Légalement, il n’y a pas de quotas. Dans l’absolu, une entreprise pourrait se séparer de tous ses salariés dans le cadre de ruptures conventionnelles si elle le voulait, surtout s’il n’y a ni CSE (comité social et économique, ndlr), ni syndicats. Mais il faut savoir que l’inspection du travail a le pouvoir de restreindre en nombre de ruptures conventionnelles les entreprises, notamment celles qui représentent un savoir-faire industriel, qui ont des salariés âgés ou qui se situent dans un bassin économique fragile. Ceci afin de réguler notamment le tissu économique.
(*) Le contrat de sécurisation professionnelles (ou CSP) est réservé aux personnes licenciées pour motif économique dans les entreprises de moins de 1.000 salariés et dans celles en redressement ou en liquidation judiciaire.

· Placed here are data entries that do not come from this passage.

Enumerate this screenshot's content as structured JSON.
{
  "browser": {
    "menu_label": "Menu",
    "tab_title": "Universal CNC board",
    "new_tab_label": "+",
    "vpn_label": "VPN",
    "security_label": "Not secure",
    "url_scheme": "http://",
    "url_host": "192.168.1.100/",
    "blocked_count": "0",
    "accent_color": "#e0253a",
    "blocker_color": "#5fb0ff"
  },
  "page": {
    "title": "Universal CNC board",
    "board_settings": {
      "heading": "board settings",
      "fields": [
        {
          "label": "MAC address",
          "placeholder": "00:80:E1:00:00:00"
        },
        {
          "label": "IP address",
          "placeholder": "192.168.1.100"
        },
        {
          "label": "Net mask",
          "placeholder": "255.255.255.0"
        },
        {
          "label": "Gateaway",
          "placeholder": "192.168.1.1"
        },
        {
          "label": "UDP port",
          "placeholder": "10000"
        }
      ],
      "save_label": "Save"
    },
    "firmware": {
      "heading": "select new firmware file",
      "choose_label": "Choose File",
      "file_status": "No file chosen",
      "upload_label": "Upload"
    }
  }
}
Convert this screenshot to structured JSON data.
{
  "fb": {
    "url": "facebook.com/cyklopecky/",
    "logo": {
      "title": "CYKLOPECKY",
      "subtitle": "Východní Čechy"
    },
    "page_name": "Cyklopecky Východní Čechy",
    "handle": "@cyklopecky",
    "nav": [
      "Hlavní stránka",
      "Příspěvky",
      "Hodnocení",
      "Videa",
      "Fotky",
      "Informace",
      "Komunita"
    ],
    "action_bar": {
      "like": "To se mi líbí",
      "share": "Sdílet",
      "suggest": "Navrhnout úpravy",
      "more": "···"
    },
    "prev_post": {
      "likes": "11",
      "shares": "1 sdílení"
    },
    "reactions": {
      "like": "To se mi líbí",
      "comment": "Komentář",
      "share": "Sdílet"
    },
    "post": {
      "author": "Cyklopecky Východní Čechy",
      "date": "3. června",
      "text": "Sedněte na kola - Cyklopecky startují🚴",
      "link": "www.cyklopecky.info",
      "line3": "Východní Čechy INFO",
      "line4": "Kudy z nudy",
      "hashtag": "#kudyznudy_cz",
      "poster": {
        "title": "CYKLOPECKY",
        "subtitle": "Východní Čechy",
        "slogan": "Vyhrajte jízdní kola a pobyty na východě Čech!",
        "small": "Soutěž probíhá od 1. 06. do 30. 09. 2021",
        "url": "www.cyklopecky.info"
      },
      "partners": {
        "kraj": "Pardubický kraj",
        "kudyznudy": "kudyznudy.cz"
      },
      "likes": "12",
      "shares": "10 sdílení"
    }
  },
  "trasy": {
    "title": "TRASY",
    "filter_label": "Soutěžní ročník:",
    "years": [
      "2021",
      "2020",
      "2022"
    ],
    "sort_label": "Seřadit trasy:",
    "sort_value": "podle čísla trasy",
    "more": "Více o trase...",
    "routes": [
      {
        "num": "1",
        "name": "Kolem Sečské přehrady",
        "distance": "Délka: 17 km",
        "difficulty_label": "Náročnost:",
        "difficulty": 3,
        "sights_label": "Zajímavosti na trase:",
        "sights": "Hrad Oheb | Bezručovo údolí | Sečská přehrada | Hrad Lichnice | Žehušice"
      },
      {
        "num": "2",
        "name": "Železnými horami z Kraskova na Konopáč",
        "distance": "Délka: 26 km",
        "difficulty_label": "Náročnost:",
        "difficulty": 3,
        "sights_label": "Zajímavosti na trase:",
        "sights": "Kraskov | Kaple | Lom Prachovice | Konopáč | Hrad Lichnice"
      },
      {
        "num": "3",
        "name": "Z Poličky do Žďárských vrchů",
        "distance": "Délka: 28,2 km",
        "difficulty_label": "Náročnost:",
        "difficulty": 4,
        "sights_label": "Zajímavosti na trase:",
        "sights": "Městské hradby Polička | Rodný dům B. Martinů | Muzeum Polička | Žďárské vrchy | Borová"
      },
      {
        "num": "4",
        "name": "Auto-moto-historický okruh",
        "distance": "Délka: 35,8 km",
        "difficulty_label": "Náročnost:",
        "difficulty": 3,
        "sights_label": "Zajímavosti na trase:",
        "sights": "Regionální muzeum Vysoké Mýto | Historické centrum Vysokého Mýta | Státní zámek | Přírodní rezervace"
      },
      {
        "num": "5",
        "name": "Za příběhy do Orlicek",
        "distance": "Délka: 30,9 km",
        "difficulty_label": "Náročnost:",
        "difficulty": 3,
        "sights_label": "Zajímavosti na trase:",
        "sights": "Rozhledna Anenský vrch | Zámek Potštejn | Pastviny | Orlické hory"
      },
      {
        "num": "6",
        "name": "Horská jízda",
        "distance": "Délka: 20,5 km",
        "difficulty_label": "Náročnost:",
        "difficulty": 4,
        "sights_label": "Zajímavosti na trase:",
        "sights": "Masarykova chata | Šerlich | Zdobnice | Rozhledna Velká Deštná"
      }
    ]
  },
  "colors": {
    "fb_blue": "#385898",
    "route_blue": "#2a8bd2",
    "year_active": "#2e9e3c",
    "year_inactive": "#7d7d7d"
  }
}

(**) Le salaire journalier de référence, le SJR, sert de base pour le calcul des allocations chômage. Il correspond au total des rémunérations brutes perçues lors des deux années (ou trois pour les plus de 53 ans) précédant la fin du contrat ouvrant droit au chômage, divisé par le nombre de jours calendaires (travaillés et non travaillés) compris entre le premier et le dernier jour de travail.